Frozen, Mean Girls, And More #MeToo
Women’s empowerment, and the multitude of issues surrounding it, sparked the imagination of Broadway musical writers this season. Frozen and Mean Girls, in particular, reflect the impact of #MeToo, and the proliferation of women demanding that their voices be heard. Both of these musicals are about sisterhood, in its various guises. And they are each based on stories written primarily for girls and teenagers.
Based on Disney’s animated movie, Michael Grandage’s production of Frozen mines the story of two young women, heirs to a throne left vacant by the early loss of their parents. Princess Elsa of Arendelle (Caissie Levy), and her younger sister, Anna (Patti Murin) create magic, face mayhem and political subterfuge, and ultimately find reconciliation.
In keeping with Disney’s romantic storytelling, there’s a prince, Hans (John Riddle). But in this modern-age saga, Hans is a total sociopath, seducing Anna then locking her in the palace, with the aim of taking over the crown, and making her beloved Arendelle his own.
Indeed, Frozen’s Broadway success also rests on its star power. To that end, Caissie Levy, singing “Let it Go,” Kristen Anderson-Lopez and Robert Lopez’s Oscar-winning tune, truly speaks to the range of a young woman’s power.
Jennifer Lee’s book, based on the movie which she wrote, and derived from Hans Christian Andersen’s “The Snow Queen,” tells a woman’s story in which the stakes are risky and the journey dangerous. Whether or not it rivals other popular musicals, with male heroes — be they the constitutional authors of 1776, or the revolutionaries of Les Miserables — is the issue.
To achieve that kind of heft, the physical production moves from extravagantly dramatic and foreboding to surprisingly comic, to intimate, and even realistic at times. Converting a gargantuan cavern into an ice palace, sending nearly nude sauna bathers cavorting through a wintery mountain retreat, are among the standout scenes.
The most eyepopping, however, is Elsa’s split-second costume change (Christopher Oram, designer) in which she swirls out of her royal gown into an ice-blue party dress mid-song. Elsa is making waves as the first Disney princess to wear pants on stage — although Princess Jasmine of Aladdin wears Arabian pantaloons.
In the musical Mean Girls, Tina Fey’s stage adaptation of the popular teen movie which she wrote and co-starred in, a clique of teenage girls eventually gets their come-uppance. Their hateful agenda and bitchy deeds, reflected in tweets and social media posts projected on the walls of the set, speak to the current fashion of trolling and generally treating people horribly.
In the musical, as in the movie, the characters are stereotypical exaggerations of those behaviors. Taylor Louderman’s Regina is a control freak who, faced with a near-death experience, discovers a shard of kindness within herself. And Erika Henningsen’s Cady, the role played by Lindsay Lohan in the movie, starts out as a good girl. But she falters at the pressures of popularity and boy-girl relationships before she arrives at a sense of personal dignity.
Glaring bold pink is a thematic presence, too, in the set by Scott Pask and costumes by Gregg Barnes. In Casey Nicholaw’s production, the behavior is hormonally edgy, the action peppy. It’s all in your face.
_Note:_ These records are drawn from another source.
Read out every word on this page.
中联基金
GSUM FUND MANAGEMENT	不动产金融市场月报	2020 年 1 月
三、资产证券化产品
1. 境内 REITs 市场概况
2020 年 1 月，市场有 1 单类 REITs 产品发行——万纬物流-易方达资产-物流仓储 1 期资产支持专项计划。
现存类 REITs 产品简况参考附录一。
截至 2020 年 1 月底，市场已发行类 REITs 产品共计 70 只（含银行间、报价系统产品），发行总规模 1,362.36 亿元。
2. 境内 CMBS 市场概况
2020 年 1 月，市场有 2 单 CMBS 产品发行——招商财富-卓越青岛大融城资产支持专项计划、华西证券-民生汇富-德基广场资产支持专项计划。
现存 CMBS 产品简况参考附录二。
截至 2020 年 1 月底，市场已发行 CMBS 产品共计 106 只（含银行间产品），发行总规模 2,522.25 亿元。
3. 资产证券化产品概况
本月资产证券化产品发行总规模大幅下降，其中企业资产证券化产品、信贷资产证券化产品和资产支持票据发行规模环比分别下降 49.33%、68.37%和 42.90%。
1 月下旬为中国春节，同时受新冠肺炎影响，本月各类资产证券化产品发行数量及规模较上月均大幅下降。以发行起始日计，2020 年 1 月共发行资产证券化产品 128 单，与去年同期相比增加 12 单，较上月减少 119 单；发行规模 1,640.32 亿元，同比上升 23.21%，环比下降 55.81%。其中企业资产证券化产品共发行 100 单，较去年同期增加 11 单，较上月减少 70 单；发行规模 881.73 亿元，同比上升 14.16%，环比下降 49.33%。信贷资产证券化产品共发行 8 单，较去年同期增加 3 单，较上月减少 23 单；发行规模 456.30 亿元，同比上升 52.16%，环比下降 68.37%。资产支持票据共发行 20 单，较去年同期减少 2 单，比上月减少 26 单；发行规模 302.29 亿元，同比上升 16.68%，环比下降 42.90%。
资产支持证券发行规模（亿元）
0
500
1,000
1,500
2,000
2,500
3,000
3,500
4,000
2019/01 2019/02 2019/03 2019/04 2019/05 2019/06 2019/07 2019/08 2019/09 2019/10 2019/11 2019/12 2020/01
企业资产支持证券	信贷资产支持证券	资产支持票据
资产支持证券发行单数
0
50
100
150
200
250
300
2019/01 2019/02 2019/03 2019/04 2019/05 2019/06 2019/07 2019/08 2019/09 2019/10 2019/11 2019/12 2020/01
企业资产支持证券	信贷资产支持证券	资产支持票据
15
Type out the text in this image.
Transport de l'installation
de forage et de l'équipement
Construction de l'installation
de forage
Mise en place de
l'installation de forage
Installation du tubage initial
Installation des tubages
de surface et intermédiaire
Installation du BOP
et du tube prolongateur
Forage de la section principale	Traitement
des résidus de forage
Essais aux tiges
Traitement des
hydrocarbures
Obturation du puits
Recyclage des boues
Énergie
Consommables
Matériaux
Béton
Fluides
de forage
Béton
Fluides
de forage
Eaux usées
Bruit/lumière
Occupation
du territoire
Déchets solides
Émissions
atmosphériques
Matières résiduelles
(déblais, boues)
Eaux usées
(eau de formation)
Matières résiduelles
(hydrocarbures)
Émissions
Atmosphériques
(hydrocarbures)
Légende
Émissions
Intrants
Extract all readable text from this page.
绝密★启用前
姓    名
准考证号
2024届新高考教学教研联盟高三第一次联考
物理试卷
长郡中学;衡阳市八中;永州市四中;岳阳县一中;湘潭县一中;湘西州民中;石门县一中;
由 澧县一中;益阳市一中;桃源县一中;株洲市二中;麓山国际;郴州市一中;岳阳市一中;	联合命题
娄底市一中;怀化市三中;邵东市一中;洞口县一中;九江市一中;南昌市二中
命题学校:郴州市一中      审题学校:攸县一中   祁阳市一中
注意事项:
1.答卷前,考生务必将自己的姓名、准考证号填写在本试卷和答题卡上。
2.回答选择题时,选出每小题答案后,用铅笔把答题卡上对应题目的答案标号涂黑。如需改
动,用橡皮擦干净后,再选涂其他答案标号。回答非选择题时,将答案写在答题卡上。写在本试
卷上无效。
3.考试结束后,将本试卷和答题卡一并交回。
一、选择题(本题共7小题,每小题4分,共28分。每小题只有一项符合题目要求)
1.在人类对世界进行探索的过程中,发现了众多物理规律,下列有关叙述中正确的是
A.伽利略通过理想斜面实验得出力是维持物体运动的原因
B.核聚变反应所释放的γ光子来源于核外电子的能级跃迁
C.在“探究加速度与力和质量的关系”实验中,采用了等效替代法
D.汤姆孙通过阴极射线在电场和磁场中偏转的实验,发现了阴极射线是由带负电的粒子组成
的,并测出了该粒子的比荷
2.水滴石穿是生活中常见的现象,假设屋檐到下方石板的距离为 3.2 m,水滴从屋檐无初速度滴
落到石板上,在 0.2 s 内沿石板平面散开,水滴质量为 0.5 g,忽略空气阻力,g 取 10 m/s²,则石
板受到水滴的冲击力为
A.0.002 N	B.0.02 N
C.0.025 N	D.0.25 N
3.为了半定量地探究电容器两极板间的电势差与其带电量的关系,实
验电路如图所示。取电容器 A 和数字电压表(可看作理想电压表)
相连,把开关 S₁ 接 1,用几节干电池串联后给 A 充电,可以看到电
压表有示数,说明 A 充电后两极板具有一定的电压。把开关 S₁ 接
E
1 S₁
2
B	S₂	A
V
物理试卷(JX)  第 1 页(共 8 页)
But the cautionary tale it relates, about the pitfalls of girlish rivalries, competitiveness, and bullying resonates with everyone.
In a season that delights in cartoon characters, and cartoonish imagery, Mean Girls leads the race in the New Musical category, running neck-in-neck with SpongeBob SquarePants, each with 12 Tony nominations.
Gender and class also feature widely in the classic Lerner and Loewe musical My Fair Lady, currently in revival at Lincoln Center’s Vivian Beaumont Theatre. In keeping with the times, the production places Eliza Doolittle at the front and center of the production. As portrayed by Lauren Ambrose, this Eliza acts out of her own will, and she enforces it. Helmed by Bartlett Sher, a group of Suffragettes find their way through the center of the production, literally and figuratively.
Women characters who actually have depth may be hard to find in many a musical, or play, but The Band’s Visit, my personal favorite for the season’s best new Broadway musical, paints a picture of two broken characters, an Israeli café owner, portrayed beautifully by Katrina Lenk, and an Egyptian band leader, played with an understated eloquence by Tony Shaloub.
That is really stretching the boundaries, isn’t it! A romance between two emotionally real and vulnerable adults, from two conflicting cultures, set to the music of ouds and violins. It makes the sounds of war, that now riddle us daily, feel unnecessary, and even stoppable.